Above is a picture from a presentation slide given by the NSA. It looks like a website from the 90s. There is no branding, or appearance that it is a 21st century organisation. I completely understand that the information within the PowerPoint isn’t meant for public viewing, or even as a solid documentation. I’m sure that the organisation does have a style guide and certain stipulations that direct work in the same direction, however, this just looks dismal. But it only gets better because here are some of the other slides:

But this isn’t a post to argue against the NSA, and it’s intentions on the internet freedom. But this is a discussion on how items created on behalf of a company or organisation should reflect understanding of 21st century design. This isn’t a suggestion that everything should be flat, or minimal but it’d be nicer than looking like a WordArt assembled school project.

And the design doesn’t stop there. Here is another slide show presentation that was supposed to talk about the mobile market share, mobile advertisement revenue, among other mobile related specifications. Let that just sink in for a second before you look at the slides. It is supposed to be focused on mobile technology. Mobile.









There are two things wrong here, and you can see it quite clearly when side-by-side with a reimagined version of slides. Firstly, how can any person in their right mind give a presentation about a future technology with just primitive depictions?
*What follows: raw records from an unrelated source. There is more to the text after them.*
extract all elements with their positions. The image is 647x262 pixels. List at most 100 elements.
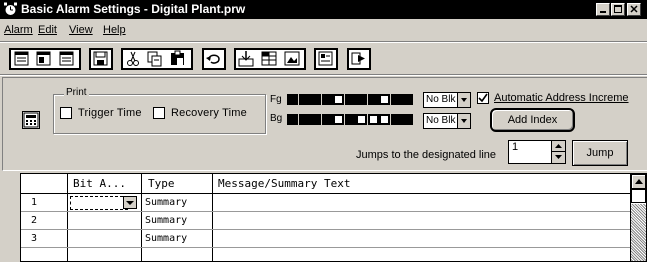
image-icon — [284, 51, 300, 66]
row-number: 1 — [31, 197, 38, 208]
row-number: 2 — [31, 215, 38, 226]
fg-row-swatch[interactable] — [402, 94, 413, 105]
row-divider — [21, 211, 631, 212]
type-cell[interactable]: Summary — [145, 194, 187, 211]
spin-down-icon[interactable] — [551, 152, 565, 163]
title-bar: Basic Alarm Settings - Digital Plant.prw — [0, 0, 647, 19]
grid-icon — [261, 51, 277, 66]
menu-separator — [0, 41, 647, 43]
undo-button[interactable] — [202, 48, 226, 70]
fg-blink-dropdown[interactable]: No Blk — [423, 92, 471, 108]
bg-row-swatch[interactable] — [344, 114, 356, 125]
run-button[interactable] — [347, 48, 371, 70]
properties-button[interactable] — [314, 48, 338, 70]
row-divider — [21, 229, 631, 230]
fg-row-swatch[interactable] — [298, 94, 310, 105]
chevron-down-icon[interactable] — [123, 196, 137, 209]
bg-row-swatch[interactable] — [287, 114, 298, 125]
header-divider — [21, 193, 631, 194]
close-button[interactable] — [627, 3, 641, 16]
import-icon — [238, 51, 254, 67]
menu-alarm[interactable]: Alarm — [4, 19, 33, 41]
bg-row-swatch[interactable] — [402, 114, 413, 125]
app-window: Basic Alarm Settings - Digital Plant.prw… — [0, 0, 647, 262]
bg-row-swatch[interactable] — [379, 114, 390, 125]
fg-row-swatch[interactable] — [321, 94, 333, 105]
save-button[interactable] — [89, 48, 113, 70]
minimize-button[interactable] — [596, 3, 610, 16]
scroll-track[interactable] — [631, 204, 646, 261]
bg-row-swatch[interactable] — [298, 114, 310, 125]
bg-row-swatch[interactable] — [390, 114, 402, 125]
type-cell[interactable]: Summary — [145, 230, 187, 247]
column-header-message[interactable]: Message/Summary Text — [218, 174, 350, 193]
save-icon — [93, 51, 108, 66]
spin-up-icon[interactable] — [551, 141, 565, 152]
jump-button[interactable]: Jump — [572, 140, 628, 166]
column-header-bit-address[interactable]: Bit A... — [73, 174, 126, 193]
fg-row-swatch[interactable] — [356, 94, 367, 105]
jump-line-value: 1 — [512, 141, 519, 153]
chevron-down-icon — [457, 114, 470, 128]
scroll-thumb[interactable] — [631, 189, 646, 203]
vertical-scrollbar[interactable] — [630, 174, 646, 261]
view-buttons-group — [9, 48, 81, 70]
maximize-button[interactable] — [611, 3, 625, 16]
col-divider — [212, 174, 213, 261]
fg-row-swatch[interactable] — [379, 94, 390, 105]
add-index-button[interactable]: Add Index — [490, 108, 575, 132]
paste-icon — [171, 50, 184, 65]
auto-address-label: Automatic Address Increme — [494, 92, 629, 104]
view-icon — [14, 51, 29, 66]
split-view-icon — [36, 51, 51, 66]
toolbar-separator — [0, 74, 647, 76]
row-number: 3 — [31, 233, 38, 244]
fg-row-swatch[interactable] — [310, 94, 321, 105]
copy-icon — [147, 51, 162, 67]
menu-bar: Alarm Edit View Help — [0, 19, 647, 41]
window-title: Basic Alarm Settings - Digital Plant.prw — [21, 2, 246, 16]
list-view-icon — [59, 51, 74, 66]
bg-label: Bg — [270, 113, 283, 124]
bg-row-swatch[interactable] — [367, 114, 379, 125]
run-icon — [351, 52, 365, 65]
chevron-down-icon — [457, 93, 470, 107]
bg-row-swatch[interactable] — [356, 114, 367, 125]
properties-icon — [318, 51, 333, 66]
type-cell[interactable]: Summary — [145, 212, 187, 229]
fg-row-swatch[interactable] — [367, 94, 379, 105]
bg-row-swatch[interactable] — [321, 114, 333, 125]
alarm-table: Bit A... Type Message/Summary Text 1 Sum… — [20, 173, 647, 262]
bg-row-swatch[interactable] — [333, 114, 344, 125]
clock-icon — [3, 2, 18, 17]
recovery-time-label: Recovery Time — [171, 107, 247, 119]
menu-view[interactable]: View — [69, 19, 93, 41]
jump-line-label: Jumps to the designated line — [356, 149, 497, 161]
bit-address-cell-editor[interactable] — [70, 196, 128, 210]
jump-line-spinner[interactable]: 1 — [508, 140, 566, 164]
col-divider — [141, 174, 142, 261]
toolbar — [0, 44, 647, 74]
clipboard-buttons-group — [121, 48, 193, 70]
recovery-time-checkbox[interactable] — [153, 107, 165, 119]
fg-row-swatch[interactable] — [333, 94, 344, 105]
trigger-time-label: Trigger Time — [78, 107, 142, 119]
col-divider — [67, 174, 68, 261]
edit-tools-group — [234, 48, 306, 70]
undo-icon — [206, 54, 220, 64]
fg-row-swatch[interactable] — [390, 94, 402, 105]
print-group-label: Print — [64, 86, 89, 100]
bg-blink-dropdown[interactable]: No Blk — [423, 113, 471, 129]
bg-row-swatch[interactable] — [310, 114, 321, 125]
fg-row-swatch[interactable] — [344, 94, 356, 105]
row-divider — [21, 247, 631, 248]
trigger-time-checkbox[interactable] — [60, 107, 72, 119]
column-header-type[interactable]: Type — [148, 174, 175, 193]
menu-edit[interactable]: Edit — [38, 19, 57, 41]
calculator-icon[interactable] — [22, 111, 40, 129]
fg-row-swatch[interactable] — [287, 94, 298, 105]
menu-help[interactable]: Help — [103, 19, 126, 41]
auto-address-checkbox[interactable] — [477, 92, 489, 104]
scroll-up-icon[interactable] — [631, 174, 646, 189]
cut-icon — [127, 51, 139, 66]
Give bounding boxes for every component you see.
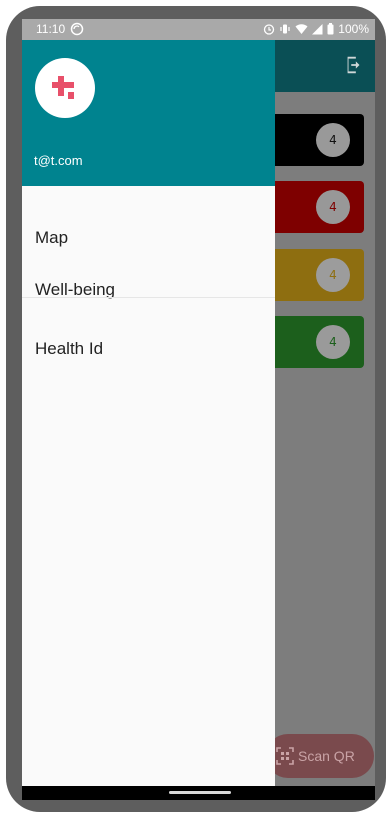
logout-icon[interactable] [343, 54, 365, 76]
card-count-badge: 4 [316, 190, 350, 224]
user-email: t@t.com [34, 153, 83, 168]
cellular-signal-icon [312, 24, 323, 35]
status-card-4[interactable]: 4 [262, 316, 364, 368]
card-count-badge: 4 [316, 258, 350, 292]
status-time: 11:10 [36, 22, 66, 36]
wifi-icon [295, 24, 308, 34]
device-frame: 4 4 4 4 Scan QR 11:10 100% t@t.com Map W… [6, 6, 386, 812]
scan-qr-button[interactable]: Scan QR [266, 734, 374, 778]
screen: 4 4 4 4 Scan QR 11:10 100% t@t.com Map W… [22, 19, 375, 800]
scan-qr-label: Scan QR [298, 748, 355, 764]
qr-scan-icon [276, 747, 294, 765]
battery-percentage: 100% [338, 22, 369, 36]
navigation-drawer: t@t.com Map Well-being Health Id [22, 40, 275, 800]
status-card-2[interactable]: 4 [262, 181, 364, 233]
home-gesture-handle[interactable] [169, 791, 231, 794]
status-card-3[interactable]: 4 [262, 249, 364, 301]
drawer-item-map[interactable]: Map [35, 228, 68, 248]
alarm-icon [264, 24, 275, 35]
card-count-badge: 4 [316, 325, 350, 359]
medical-cross-icon [52, 76, 74, 99]
status-card-1[interactable]: 4 [262, 114, 364, 166]
drawer-item-health-id[interactable]: Health Id [35, 339, 103, 359]
drawer-divider [22, 297, 275, 298]
status-bar: 11:10 100% [22, 19, 375, 40]
card-count-badge: 4 [316, 123, 350, 157]
vibrate-icon [280, 24, 290, 34]
avatar [35, 58, 95, 118]
battery-icon [327, 23, 334, 35]
drawer-header: t@t.com [22, 40, 275, 186]
system-nav-bar [22, 786, 375, 800]
status-icons: 100% [263, 22, 369, 36]
sync-icon [70, 22, 84, 36]
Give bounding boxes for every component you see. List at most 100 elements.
I completely understand not everyone is tech savvy or capable or even aware of Photoshop, but pay some money for a designer. They aren’t that expensive, and when you look at the end product as something that provides a staple in the official look of your company they price is easily justified.

Secondly, is it really necessary for that much information? When you are giving your presentation do you want people to listen to your words or look at all the text on the slideshow? We can’t do both, yet you expect us to.

I will mention again, like I do so often on these inspiration dissections, but Apple’s WWDC slideshow presentations don’t require that much, if any, burden on choosing which to pay attention to. The presenter will cycle through each slide that only contains a few words or images. This draws back to the opening statement – people are hiding behind their slideshows rather than using them to be a visual aid.

Their function should be no greater than to visually express your words. It is nicer for an audience member to see the difference of a 20-80% division with a pie chart rather than just listening to you mention it. But the golden rule should be this: your presentation should work whether the PowerPoint is there or not.

Do you remember those moments either in school, university, or even work where you are working and you are sitting waiting for the presenter to open their PowerPoint presentation? Moments wasted in not engaging with you, only to have the slides be riddled with ClipArt images of light bulbs. These need to look professional and appear as if you made them with the intention of them to be enjoyed.

Let’s look at the above NSA slides but this time redesigned to look more appealing (and professional).



Not only do these designs look connected, but it feels branded and made with the intention of enjoyment.

So next time you open up PowerPoint (because sometimes you are required to have a slideshow) think carefully of the image you are going to project if it looks like a 90s website. But also don’t expect a well designed presentation to make your words hold more weight. Part of looking professional is to know your product (whether it is the item of the pitch, yourself in an interview, or an update of your current work status). But if you can hold up your end of the bargain, don’t make yourself look like a fool with a poor design.

Always think that if you were to pitch for the Olympics, you would’t hope or expect the winner to be the track pant, sweater wearing, 90s styled slideshow team. You would imagine the suits and tie, with a well oiled verbal presentation, and neatly designed slides to win.